なら,こういったプロトコルに対応したストリーミングプレイヤーを作ってしまえばよいのだろうが,それはそう簡単なことではない。
これにはかなり苦労したようだが,フォーマットを細かく検討することで糸口が見えたという。HLS用のストリーミングデータを見てみると,動画自体はH.264であり,これはPS Vita SDKで再生ライブラリが用意されている。音声ストリームはHE-AAC(AAC ver.3),AAC-LC(標準AAC),MP3といった種類がある。
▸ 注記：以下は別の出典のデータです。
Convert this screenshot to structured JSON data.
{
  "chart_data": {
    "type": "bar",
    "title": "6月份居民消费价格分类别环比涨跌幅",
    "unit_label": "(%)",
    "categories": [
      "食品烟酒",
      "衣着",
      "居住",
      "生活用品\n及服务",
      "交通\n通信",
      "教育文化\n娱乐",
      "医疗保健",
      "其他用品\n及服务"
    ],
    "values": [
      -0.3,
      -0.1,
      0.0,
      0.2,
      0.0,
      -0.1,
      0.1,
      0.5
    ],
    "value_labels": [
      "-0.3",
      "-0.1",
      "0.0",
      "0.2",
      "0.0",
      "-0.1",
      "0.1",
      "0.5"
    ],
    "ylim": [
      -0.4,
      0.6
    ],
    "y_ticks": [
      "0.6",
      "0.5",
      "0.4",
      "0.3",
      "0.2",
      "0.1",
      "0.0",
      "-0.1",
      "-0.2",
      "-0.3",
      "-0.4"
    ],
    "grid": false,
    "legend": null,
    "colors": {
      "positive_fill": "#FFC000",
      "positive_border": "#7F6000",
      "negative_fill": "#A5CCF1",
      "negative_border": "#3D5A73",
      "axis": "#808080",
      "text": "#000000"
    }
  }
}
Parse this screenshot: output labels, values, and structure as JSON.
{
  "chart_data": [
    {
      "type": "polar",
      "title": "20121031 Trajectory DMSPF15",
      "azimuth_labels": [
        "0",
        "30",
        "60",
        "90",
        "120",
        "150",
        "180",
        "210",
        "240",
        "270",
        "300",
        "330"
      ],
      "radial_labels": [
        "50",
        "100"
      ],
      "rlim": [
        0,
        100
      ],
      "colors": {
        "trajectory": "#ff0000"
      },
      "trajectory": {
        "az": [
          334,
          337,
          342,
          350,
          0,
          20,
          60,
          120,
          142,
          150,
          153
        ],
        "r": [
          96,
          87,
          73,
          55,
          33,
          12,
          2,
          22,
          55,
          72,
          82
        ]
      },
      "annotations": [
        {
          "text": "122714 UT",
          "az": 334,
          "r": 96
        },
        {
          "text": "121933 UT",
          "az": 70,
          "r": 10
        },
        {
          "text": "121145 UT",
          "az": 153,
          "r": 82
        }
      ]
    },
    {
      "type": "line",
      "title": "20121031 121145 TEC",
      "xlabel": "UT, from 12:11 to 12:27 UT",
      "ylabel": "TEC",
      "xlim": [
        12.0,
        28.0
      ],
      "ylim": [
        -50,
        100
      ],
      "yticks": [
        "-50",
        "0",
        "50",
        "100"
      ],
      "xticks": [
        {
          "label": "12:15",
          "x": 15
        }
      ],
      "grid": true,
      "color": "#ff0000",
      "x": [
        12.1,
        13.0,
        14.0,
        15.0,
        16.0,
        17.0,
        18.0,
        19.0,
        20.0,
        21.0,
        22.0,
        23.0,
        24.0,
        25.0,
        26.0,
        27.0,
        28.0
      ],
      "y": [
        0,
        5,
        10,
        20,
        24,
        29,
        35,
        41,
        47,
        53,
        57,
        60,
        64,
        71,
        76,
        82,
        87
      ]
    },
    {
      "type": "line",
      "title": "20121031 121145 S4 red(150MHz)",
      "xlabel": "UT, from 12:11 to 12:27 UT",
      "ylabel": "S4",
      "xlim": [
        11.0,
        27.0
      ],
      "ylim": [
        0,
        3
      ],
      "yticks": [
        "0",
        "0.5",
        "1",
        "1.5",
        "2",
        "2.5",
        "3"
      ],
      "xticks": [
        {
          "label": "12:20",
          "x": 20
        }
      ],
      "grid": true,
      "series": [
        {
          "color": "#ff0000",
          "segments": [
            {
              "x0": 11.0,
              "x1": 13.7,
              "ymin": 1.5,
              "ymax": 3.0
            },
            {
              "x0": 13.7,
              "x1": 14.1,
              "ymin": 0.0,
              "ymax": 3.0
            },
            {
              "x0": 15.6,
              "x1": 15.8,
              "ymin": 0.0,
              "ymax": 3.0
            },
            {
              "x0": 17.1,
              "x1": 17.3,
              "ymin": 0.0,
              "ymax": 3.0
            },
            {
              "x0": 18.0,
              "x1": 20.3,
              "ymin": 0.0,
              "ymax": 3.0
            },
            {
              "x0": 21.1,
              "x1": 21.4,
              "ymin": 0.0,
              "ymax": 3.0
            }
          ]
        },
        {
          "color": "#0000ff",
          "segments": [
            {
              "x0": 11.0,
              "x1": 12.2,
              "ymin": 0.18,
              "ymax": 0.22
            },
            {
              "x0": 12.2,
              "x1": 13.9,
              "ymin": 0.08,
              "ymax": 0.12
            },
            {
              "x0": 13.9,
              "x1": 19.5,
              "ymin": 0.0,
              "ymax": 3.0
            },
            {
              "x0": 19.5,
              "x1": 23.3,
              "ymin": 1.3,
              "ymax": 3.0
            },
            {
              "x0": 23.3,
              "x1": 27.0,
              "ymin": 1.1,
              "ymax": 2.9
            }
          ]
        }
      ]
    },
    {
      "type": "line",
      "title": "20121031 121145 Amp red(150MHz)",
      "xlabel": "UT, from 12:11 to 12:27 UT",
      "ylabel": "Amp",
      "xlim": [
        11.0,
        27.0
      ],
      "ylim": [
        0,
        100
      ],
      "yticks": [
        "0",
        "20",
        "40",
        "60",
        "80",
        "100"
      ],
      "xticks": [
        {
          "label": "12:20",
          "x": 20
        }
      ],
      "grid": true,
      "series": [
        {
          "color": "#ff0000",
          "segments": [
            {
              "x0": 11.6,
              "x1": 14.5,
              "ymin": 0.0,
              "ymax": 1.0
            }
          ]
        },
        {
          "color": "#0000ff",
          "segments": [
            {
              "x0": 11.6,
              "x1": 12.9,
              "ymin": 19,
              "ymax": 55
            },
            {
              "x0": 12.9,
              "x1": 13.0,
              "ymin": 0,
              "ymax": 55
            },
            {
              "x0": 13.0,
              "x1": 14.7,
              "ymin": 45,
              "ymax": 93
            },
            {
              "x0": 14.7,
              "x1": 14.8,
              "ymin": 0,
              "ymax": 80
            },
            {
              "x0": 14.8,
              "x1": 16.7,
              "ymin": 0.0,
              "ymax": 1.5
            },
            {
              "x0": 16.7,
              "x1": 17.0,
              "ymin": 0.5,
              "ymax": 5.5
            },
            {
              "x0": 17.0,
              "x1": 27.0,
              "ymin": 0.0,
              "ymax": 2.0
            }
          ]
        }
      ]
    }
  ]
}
PS Vita側でサポートされている音声フォーマットはAAC(AAC-LC?)であり,変換してやれば標準ライブラリで再生ができそうだということで,プレイヤー作成が行われた。
手順としては,HLSで読み込んだデータを順次分割していき,PS Vitaで再生できる形式のファイルに変換してライブラリを使って連続的に再生するという方式でようやく生放送に対応ができたとのこと。
このようにして,ゲーム機開発経験のないドワンゴでもPS Vitaのローンチに間に合わせてツールを提供することができたわけだ。
もちろん,これで終わりではない。今後の展望として,生放送でのタイムシフト機能に対応したり,PS Vitaのカメラから生放送ができるような拡張が予定されているという。
さらにドワンゴは,PS Vita上で動いているゲームをそのまま生放送でゲーム実況ができるようにしたいという野望をいだいているとのこと。これにはゲームソフト側の対応が必須になるので,ドワンゴだけで実現できるものではないこともあり,齊藤氏は会場に集まったPS Vita開発者に「実況対応しませんか」と呼びかけていた。
現状では,スクリーンショット機能すらまともに動かないこともある状況なのだが,ゲーム実況ができるようになれば,これまでにないゲームの楽しみ方も生まれてくるだろう。技術的なハードルもかなり高そうだが,今後の展開に期待してみたいところだ。